ÖDP begrüßt Volksabstimmung in Griechenland

Frankenberger: „Auch in Deutschland nötig“

„Es ist eine respektable Entscheidung des griechischen Ministerpräsidenten Giorgos Papandreou, sein Volk über den harten Sparkurs abstimmen zu lassen.“ Das sagt Sebastian Frankenberger, Bundesvorsitzender der Ökologisch-Demokratischen Partei (ÖDP), anlässlich der aktuellen Debatte bezüglich der Volksabstimmung über das Rettungspaket für Griechenland.

 „Papandreou macht das einzig Richtige. Er lässt diejenigen abstimmen, die von den Sparmaßnahmen am schlimmsten betroffen sein werden: die Bürgerinnen und Bürger,“ so Frankenberger. Damit schaffe sich der Ministerpräsident die nötige Legitimation und nehme Kritikern den Wind aus den Segeln. „Volksabstimmungen über europäische Politik wünsche ich mir auch in Deutschland. Leider wird hier oft am Volk vorbei entschieden,“ sagt der ÖDP-Politiker.
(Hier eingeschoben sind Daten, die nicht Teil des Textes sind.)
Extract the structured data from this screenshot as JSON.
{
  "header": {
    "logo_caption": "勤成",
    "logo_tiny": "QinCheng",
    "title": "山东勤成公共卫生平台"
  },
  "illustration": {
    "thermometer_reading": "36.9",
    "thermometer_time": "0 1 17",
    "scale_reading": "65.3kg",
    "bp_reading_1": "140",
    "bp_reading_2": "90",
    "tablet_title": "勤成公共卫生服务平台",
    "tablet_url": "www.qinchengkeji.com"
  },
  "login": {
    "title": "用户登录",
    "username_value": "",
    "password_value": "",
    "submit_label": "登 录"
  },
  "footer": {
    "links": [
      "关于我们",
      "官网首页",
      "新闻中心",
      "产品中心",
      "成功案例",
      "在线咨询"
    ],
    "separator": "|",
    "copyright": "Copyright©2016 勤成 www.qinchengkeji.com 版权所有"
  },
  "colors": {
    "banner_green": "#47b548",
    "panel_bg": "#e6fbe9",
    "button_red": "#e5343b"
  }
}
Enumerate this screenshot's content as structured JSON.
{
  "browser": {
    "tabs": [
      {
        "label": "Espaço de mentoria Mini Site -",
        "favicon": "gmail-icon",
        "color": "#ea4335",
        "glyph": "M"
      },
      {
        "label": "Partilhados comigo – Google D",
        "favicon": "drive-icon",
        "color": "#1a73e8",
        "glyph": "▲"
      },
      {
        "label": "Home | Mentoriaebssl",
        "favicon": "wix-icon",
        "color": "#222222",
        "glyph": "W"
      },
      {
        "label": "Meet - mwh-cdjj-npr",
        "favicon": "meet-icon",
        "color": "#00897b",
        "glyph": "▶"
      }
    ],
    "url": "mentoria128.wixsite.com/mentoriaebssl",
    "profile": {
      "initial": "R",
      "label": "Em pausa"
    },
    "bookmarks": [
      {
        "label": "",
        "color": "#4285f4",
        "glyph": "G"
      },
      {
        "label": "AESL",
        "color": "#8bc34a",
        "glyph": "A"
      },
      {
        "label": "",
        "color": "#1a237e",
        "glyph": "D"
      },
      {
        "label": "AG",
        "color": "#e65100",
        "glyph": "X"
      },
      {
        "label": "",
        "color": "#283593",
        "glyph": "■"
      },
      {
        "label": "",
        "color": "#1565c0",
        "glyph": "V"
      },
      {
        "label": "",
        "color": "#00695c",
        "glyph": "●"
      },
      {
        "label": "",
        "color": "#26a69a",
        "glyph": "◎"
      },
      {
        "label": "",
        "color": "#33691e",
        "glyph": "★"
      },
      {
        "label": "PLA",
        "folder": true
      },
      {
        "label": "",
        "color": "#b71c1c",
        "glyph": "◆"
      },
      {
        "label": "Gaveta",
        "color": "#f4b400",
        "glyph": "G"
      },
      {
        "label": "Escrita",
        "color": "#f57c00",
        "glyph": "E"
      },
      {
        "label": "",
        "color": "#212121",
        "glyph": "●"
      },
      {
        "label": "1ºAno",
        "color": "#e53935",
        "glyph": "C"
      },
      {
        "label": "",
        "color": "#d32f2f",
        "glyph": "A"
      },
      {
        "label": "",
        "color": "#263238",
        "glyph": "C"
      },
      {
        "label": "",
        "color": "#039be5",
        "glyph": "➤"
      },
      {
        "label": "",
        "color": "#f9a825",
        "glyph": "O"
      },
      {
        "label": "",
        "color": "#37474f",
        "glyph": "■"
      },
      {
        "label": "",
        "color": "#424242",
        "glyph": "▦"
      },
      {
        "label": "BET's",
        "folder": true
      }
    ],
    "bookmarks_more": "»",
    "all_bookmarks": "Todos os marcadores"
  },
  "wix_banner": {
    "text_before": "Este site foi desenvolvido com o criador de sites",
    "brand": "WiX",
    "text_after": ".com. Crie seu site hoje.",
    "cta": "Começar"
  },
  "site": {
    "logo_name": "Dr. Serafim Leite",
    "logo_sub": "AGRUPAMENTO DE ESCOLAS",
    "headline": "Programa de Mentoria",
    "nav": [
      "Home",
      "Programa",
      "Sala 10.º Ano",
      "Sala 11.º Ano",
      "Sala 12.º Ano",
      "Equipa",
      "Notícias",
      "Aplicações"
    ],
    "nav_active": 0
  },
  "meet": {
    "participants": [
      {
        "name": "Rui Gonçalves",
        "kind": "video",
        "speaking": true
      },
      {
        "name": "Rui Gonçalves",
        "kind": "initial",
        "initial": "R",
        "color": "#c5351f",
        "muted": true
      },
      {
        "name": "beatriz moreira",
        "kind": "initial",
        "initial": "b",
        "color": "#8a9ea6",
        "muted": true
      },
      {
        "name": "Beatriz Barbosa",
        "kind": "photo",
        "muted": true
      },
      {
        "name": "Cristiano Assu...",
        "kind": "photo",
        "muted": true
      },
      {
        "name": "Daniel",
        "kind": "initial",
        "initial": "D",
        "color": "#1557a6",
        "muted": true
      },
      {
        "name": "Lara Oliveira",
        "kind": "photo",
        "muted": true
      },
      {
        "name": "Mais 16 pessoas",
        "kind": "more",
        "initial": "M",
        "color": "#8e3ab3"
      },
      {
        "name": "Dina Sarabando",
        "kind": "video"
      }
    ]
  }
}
Insbesondere wünscht Frankenberger, dass auch die Bürger in Deutschland über die finanziellen Hilfen für Griechenland abstimmen. „Auch die Bürger hierzulande bürgen ja indirekt mit. Deshalb sollte auch hier die Meinung abgefragt werden.“

Mit Unverständnis reagiert er auf die vielfältigen negativen Reaktionen, die an die griechische Adresse gingen. „Ich habe den Eindruck, dass Demokratie in einem von der Wirtschaft dominierten Europa für viele ein Hindernis ist. Leider müssen wir beobachten, dass die Politik immer mehr an Einfluss verliert und die Ökonomie immer mehr die Oberhand gewinnt,“ so Frankenberger. Er befürchtet eine schleichende Entdemokratisierung in Europa. „Schon jetzt schielen viele Wirtschaftsvertreter neidisch nach China. Dort kann sich der Markt ungehemmt ausbreiten, ohne von Menschenrechten oder gar Demokratiebestrebungen eingedämmt zu werden.“

In der gegenwärtigen Zeit, in der die Politik nur noch den Bedürfnissen der Wirtschaft hinterherjage, müsse umso besser auf die Bewahrung der Demokratie geachtet werden. „Griechenland macht es vor, wie man die Bürger besser in politische Entscheidungen einbindet. Papandreou sollte Vorbild für alle anderen Staatschefs sein,“ so der ÖDP-Politiker Frankenberger. Besonders ärgert er sich auch über die Rolle der Banken. „Zuerst verursachen sie die Krise mit und ziehen jetzt ihre Zusagen für den Schuldenschnitt vorläufig zurück. Das ist nichts anderes als eine Erpressung des griechischen Volkes,“ so Frankenberger. Dieses Verhalten zeige, dass sich die Banken nicht verantwortlich fühlten und genauso weitermachten, wo sie vor der großen Krise im Jahr 2008 aufgehört hatten. „Es ist endlich an der Zeit, dass die Politik den Banken die Spielregeln diktiert und nicht umgekehrt,“ so der ÖDP-Politiker abschließend.